Effect of host medium absorption on polarized radiative transfer in dispersed media

This paper focuses on polarized radiative transfer in a thin layer composed of titanium dioxide particles while considering the effect of host medium absorption on particle scattering. The single-scattering properties of particles in an absorbing medium are calculated using the modified Lorenz-Mie program recently developed based on the first-principles theory of electromagnetic scattering, and the vector radiative transfer equation is solved by using the spectral element method. The relative errors of Stokes parameters caused by using the conventional Lorenz-Mie theory are systemically investigated. The results show that neglecting the effect of host medium absorption on particle scattering has a more significant impact on the radiation intensity than the polarization components in most cases. Meanwhile, the relative errors of Stokes parameters induced by using the conventional Lorenz-Mie theory obviously increase with the increase of the host medium absorption index and particle size parameter. Due to the larger scattering coefficients and scattering albedos (i.e., for the case of particle size parameter x=10.0 in this study), the relative errors of Stokes parameters of monodisperse particles are obviously larger than those of polydisperse particles. Moreover, it is found that the relative errors of the Stokes parameters change nonlinearly with the particle volume fraction, especially for large size particles.

Multiple scattering of polarized light by particles in an absorbing medium.

We study multiple scattering of light by particles embedded in an absorbing host medium using a recently developed single-scattering and vector radiative-transfer methodology directly based on the Maxwell equations. The first-principles results are compared with those rendered by the conventional heuristic approach according to which the single-scattering properties of particles can be computed by assuming that the host medium is nonabsorbing. Our analysis shows that the conventional approach yields very accurate results in the case of aerosol and cloud particles suspended in an absorbing gaseous atmosphere. In the case of air bubbles in water, the traditional approach can cause large relative errors in reflectance, but only when strong absorption in the host medium makes the resulting reflectance very small. The corresponding polarization errors are substantially smaller.

Scattering and absorption of light by ice particles: Solution by a new physical-geometric optics hybrid method

A new physical-geometric optics hybrid (PGOH) method is developed to compute the scattering and absorption properties of ice particles.

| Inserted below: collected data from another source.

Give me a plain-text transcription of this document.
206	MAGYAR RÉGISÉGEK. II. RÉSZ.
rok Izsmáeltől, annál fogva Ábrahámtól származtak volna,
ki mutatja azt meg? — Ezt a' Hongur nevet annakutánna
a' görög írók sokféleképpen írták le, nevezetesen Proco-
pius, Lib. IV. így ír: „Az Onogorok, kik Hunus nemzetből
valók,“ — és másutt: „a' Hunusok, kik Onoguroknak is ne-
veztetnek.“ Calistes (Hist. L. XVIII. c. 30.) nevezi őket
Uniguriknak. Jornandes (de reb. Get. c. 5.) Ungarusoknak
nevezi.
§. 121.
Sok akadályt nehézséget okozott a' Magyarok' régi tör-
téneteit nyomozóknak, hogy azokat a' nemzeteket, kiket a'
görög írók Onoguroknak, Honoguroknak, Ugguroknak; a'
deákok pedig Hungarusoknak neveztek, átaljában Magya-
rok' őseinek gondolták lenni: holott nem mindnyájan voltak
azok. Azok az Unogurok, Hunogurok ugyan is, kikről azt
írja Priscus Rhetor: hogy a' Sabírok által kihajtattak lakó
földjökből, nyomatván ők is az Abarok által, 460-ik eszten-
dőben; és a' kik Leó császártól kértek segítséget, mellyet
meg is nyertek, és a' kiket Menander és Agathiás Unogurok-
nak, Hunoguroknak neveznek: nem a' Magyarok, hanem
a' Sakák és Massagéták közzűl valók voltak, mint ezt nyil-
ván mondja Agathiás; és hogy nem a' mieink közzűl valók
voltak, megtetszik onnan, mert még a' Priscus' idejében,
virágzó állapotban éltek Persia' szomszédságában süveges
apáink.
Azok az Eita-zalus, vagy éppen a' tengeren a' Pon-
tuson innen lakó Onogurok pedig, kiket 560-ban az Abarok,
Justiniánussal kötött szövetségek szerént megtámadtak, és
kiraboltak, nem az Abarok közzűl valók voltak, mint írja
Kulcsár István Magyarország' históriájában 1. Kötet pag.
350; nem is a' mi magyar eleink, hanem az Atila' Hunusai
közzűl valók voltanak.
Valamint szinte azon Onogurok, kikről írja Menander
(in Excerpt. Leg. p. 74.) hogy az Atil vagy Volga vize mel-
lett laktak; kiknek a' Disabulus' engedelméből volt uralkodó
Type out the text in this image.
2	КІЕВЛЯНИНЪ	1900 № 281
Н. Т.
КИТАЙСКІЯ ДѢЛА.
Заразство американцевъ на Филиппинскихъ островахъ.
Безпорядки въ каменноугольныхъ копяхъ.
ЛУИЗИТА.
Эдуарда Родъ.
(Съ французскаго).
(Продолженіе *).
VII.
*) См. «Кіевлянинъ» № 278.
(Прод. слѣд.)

This method is suitable for studying the optical properties of ice particles with arbitrary orientations, complex refractive indices (i.e., particles with significant absorption), and size parameters (proportional to the ratio of particle size to incident wavelength) larger than ∼20, and includes consideration of the edge effects necessary for accurate determination of the extinction and absorption efficiencies. Light beams with polygon-shaped cross sections propagate within a particle and are traced by using a beam-splitting technique. The electric field associated with a beam is calculated using a beam-tracing process in which the amplitude and phase variations over the wavefront of the localized wave associated with the beam are considered analytically. The geometric-optics near field for each ray is obtained, and the single-scattering properties of particles are calculated from electromagnetic integral equations. The present method does not assume additional physical simplifications and approximations, except for geometric optics principles, and may be regarded as a “benchmark” within the framework of the geometric optics approach. The computational time is on the order of seconds for a single-orientation simulation and is essentially independent of the size parameter. The single-scattering properties of oriented hexagonal ice particles (ice plates and hexagons) are presented. The numerical results are compared with those computed from the discrete-dipole-approximation (DDA) method.